Around 1909, George set up home with a twenty-three year old woman from Guestling, named Edith (Morris?) and the couple had a daughter, Georgina May Chapman, born in Northiam, Sussex in 1910.
When the census was taken on 2nd April 1911, George Chapman, his wife Edith and their one year old daughter were living at Portland Cottage, Portland Place, Hastings. On the census return, thirty-one year old George Chapman is described as a “Journeyman Photographer“. A second child, a son named Victor George Chapman, was born in the Hastings district during the 2nd Quarter of 1911.
Around 1913, George Chapman took over a photographic studio at 63 Station Road, Bexhill, previously occupied by Percy Henry Hilson (born 1883, Dalston, London). The 1913 edition of Kelly’s Directory of Sussex records George Chapman as a photographer at 63 Station Road, Bexhill.

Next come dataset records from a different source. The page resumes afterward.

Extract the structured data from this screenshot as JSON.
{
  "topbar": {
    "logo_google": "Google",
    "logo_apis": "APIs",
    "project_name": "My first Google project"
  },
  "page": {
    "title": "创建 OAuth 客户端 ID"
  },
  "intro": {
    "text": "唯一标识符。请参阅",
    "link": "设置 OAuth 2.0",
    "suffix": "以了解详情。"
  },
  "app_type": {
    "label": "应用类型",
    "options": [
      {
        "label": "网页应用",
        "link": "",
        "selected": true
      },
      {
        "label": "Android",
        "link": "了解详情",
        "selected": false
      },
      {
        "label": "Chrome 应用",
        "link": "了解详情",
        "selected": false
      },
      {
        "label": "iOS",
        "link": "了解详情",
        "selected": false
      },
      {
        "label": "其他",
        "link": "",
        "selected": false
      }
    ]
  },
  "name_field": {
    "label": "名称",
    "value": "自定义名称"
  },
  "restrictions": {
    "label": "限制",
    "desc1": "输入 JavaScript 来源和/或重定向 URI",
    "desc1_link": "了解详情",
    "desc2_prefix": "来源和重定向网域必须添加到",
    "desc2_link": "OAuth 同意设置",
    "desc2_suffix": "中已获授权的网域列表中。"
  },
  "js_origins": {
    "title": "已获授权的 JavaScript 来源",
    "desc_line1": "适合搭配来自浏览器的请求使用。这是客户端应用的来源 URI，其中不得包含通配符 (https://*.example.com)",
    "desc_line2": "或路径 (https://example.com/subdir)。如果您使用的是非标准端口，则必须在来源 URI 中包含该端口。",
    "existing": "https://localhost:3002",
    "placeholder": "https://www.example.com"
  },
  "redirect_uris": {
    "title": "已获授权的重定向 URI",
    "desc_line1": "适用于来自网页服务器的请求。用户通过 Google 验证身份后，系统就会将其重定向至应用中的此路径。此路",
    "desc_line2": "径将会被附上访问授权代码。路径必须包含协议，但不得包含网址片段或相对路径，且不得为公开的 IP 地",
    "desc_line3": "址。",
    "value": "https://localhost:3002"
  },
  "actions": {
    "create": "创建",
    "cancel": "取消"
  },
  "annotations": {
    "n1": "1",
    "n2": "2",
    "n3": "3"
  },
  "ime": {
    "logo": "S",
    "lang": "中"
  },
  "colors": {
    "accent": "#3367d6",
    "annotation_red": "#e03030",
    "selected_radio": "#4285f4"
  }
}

Early in May 1916, George Chapman was involved in an altercation with two photographers named H. J. Cherrington and Arthur Nash. Chapman took the two men to court accusing them of assault. George alleged that Arthur Nash, a former employee of Chapman’s, had struck him across the face with a stick. Cherrington and Nash made the counter accusation that Chapman had assaulted them. The evidence was considered by the magistrates as being “very contradictory” so the case was dismissed and all three photographers had to pay their own costs.
George Chapman was recorded as a professional photographer, at 63, Station Road, Bexhill, in the local trade directories, published between 1911 and 1918. The 1922 edition of Kelly’s Directory of Sussex lists Mrs Edith Chapman (George Chapman’s wife) as a ‘Photographer‘ at 63 Station Road, Bexhill.
By the early 1930s, George and Edith Chapman were based at 95, London Road, Bexhill. It appears that the couple worked together dealing in furniture and producing photographic cards. Mrs E. Chapman, George’s wife, is listed as a “Photographer” at 95, London Road, Bexhill in the Trades Section of Kelly’s Directory of Sussex published in 1938.
George Chapman died in Bexhill-on-Sea during the 4th Quarter of 1954, aged 74.